The 2026 Ofcom release contains one finding that is qualitatively different from anything in the previous decade's reports: the proportion of UK adults who feel the personal benefits of being online outweigh the risks has fallen to 59%, down from 72% in 2025. The proportion who believe the internet is good for society sits at 33%, down from 40% the year before. Only 36% of social media users say that the platforms are good for their mental health.[13]

Sixty-seven per cent of UK adults say they sometimes spend too long on screens; forty per cent say it happens most days. Two-thirds of internet users have heard the term "doomscrolling"; 71% recognise the concept even where they do not use the word. The 2026 report quotes children describing the content they encounter on social platforms as "brain rot", a term that has entered general British conversation in the year covered. The mood is not panic; it is something closer to ambient ambivalence.

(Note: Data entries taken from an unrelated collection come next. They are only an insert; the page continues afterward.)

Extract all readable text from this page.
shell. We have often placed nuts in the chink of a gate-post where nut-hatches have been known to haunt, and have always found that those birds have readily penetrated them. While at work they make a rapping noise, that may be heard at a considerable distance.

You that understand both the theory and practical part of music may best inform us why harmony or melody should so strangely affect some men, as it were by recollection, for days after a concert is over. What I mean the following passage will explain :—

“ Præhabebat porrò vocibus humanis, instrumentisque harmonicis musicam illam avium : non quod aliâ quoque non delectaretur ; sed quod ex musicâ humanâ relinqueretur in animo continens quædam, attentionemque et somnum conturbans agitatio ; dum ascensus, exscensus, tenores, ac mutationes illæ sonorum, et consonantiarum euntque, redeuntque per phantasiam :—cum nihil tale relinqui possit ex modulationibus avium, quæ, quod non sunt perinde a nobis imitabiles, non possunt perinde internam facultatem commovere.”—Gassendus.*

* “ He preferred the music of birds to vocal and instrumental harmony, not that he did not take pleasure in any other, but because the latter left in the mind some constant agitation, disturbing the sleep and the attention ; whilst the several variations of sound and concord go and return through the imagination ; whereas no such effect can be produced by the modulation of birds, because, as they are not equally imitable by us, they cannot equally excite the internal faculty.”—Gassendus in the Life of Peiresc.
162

Adults are less positive about the internet's societal impact than they were in 2024. — Ofcom, Adults' Media Use and Attitudes 2026, April 2026

This is the most consequential finding for any operator considering where to invest attention in 2026. The British online audience is larger than it has ever been, spends more time online than it has ever spent, has more bandwidth available than ever before, and is at the same time measurably less convinced that any of this is, on balance, doing it good. The implication is not that digital engagement is about to fall (the headline minutes continue to rise) but that the audience is increasingly selective about which surfaces it returns to and which it abandons. Trust and clarity are doing more of the work; novelty and reach are doing less.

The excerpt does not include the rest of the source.